China's Unreliable Entity List Could Complicate Export Control, Sanctions Compliance, Law Firms Say
China’s so-called unreliable entity list could present compliance challenges for multinational companies and may be used to retaliate against U.S. export controls and sanctions, trade lawyers said. As a result, companies trying to comply with both U.S. and Chinese regulations may have to choose one over the other, risking sanctions from at least one country, law firms said.
The release Sept. 19 of the list’s regulations (see 2009210017) is “further complicating the management of regulatory, reputational and political risks for companies operating in Asia,” DLA Piper said Sept. 22. The threat of being added to the list, which could mean trade and travel restrictions, might “deter owners and managers from actions that might attract sanctions.”
While the criteria for adding companies to the list remain somewhat unclear, Hong Kong-based King & Wood Mallesons said Beijing may first seek to designate companies complying with U.S. export controls and sanctions against China. “Foreign companies who comply with U.S. sanctions and suspend transactions with Chinese companies may be an immediate target,” the law firm said Sept. 21.
DLA Piper agreed, saying companies that recently stopped doing business with China due to U.S. restrictions may be prime candidates.
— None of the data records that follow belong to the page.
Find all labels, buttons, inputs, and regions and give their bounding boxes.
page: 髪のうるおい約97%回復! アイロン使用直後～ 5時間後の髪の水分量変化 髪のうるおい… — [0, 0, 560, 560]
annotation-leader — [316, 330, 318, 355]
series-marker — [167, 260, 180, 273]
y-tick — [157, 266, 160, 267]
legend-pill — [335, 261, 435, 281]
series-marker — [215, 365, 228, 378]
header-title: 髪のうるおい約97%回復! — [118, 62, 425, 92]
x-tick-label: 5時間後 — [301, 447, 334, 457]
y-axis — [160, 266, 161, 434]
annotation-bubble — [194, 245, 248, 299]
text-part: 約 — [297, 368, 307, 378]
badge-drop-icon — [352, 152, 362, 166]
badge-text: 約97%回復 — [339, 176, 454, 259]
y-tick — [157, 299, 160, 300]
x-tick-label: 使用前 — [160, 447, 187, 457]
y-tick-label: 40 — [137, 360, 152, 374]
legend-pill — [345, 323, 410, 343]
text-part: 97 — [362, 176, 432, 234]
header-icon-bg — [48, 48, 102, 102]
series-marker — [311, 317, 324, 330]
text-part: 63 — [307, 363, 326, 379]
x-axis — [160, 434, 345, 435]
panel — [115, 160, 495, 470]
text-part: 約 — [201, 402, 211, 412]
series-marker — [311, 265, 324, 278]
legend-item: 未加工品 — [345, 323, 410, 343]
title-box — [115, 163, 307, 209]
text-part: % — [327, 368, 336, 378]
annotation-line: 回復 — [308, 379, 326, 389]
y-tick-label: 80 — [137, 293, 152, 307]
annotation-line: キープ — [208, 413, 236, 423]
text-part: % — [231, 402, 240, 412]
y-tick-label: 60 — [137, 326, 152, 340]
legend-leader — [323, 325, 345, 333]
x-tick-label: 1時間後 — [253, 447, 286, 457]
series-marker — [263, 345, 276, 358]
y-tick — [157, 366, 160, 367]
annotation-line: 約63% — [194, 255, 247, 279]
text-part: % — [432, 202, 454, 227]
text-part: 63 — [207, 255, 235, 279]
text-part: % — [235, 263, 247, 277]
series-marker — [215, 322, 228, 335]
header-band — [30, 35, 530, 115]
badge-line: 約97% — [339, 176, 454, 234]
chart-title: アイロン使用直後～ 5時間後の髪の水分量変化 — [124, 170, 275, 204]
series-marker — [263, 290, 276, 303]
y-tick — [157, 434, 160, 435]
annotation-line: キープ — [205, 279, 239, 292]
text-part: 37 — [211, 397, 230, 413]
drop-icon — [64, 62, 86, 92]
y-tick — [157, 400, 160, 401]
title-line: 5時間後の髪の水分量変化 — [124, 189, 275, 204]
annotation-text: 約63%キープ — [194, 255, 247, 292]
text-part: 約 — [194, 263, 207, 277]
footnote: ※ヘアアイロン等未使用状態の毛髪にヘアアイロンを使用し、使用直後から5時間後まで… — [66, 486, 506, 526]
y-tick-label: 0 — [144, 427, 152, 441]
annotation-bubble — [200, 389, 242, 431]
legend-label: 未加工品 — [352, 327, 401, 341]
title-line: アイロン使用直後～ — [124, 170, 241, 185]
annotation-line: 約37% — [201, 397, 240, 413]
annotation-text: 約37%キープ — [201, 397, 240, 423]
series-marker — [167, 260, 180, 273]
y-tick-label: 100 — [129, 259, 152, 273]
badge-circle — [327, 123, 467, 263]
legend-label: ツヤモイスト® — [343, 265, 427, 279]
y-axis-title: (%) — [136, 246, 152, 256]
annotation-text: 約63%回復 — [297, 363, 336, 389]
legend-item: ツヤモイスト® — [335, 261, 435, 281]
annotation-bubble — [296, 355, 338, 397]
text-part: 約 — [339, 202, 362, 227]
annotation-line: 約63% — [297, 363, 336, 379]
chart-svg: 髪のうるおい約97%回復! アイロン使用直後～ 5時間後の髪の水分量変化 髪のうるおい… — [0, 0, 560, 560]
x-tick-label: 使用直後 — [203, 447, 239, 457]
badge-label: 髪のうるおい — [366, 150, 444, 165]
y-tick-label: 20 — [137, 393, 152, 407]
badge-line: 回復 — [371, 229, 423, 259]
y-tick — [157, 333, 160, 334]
The list “may be intended to neutralize foreign governments' sanctions and export control measures against Chinese companies,” the firm said. “Multinational companies active in Asia may face clashing directives from the sanctions regimes of China, the U.S., and other jurisdictions.”
In addition, the list’s regulations indicate a “potentially broad” scope of sanctionable conduct, DLA Piper said. While countries across the world typically impose sanctions against people and companies for threatening their national security, China’s unreliable entity list will also target entities that threaten the country’s “development interests,” the firm said. Such threats may be construed to “encompass a wide range of competitive practices clashing with industrial policy or trade policy goals.”
China may also target foreign third-party suppliers for cutting off supplies to Chinese customers and may even target businesses for the conduct of their parent companies. “While the [list’s] provisions do not explicitly provide that foreign-invested enterprises in China may be sanctioned for the offshore conduct of foreign parent companies or affiliates,” DLA Piper said, “the regulatory context suggests that such measures would be permitted.”
But Baker McKenzie said much of how the regulations will be implemented “remains unclear,” including how China will apply them to “the existing Chinese subsidiaries of the foreign persons.” The law firm also said that China’s desire to increase investment may take priority over the list. “Since the Chinese government has been making great effort in promoting foreign investment … we believe most of the existing foreign-invested companies should not be adversely affected by the” regulations, Baker McKenzie said in a Sept. 22 blog post.
Instead, the list may be used as a retaliatory tool against specific U.S. actions, King & Wood Mallesons suggested. The timing of the regulations, released as the U.S. imposed restrictions on TikTok and WeChat (see 2009210008), may not be coincidental, the firm added, and “fuels speculation” that China may use the list for “tit-for-tat retaliation.”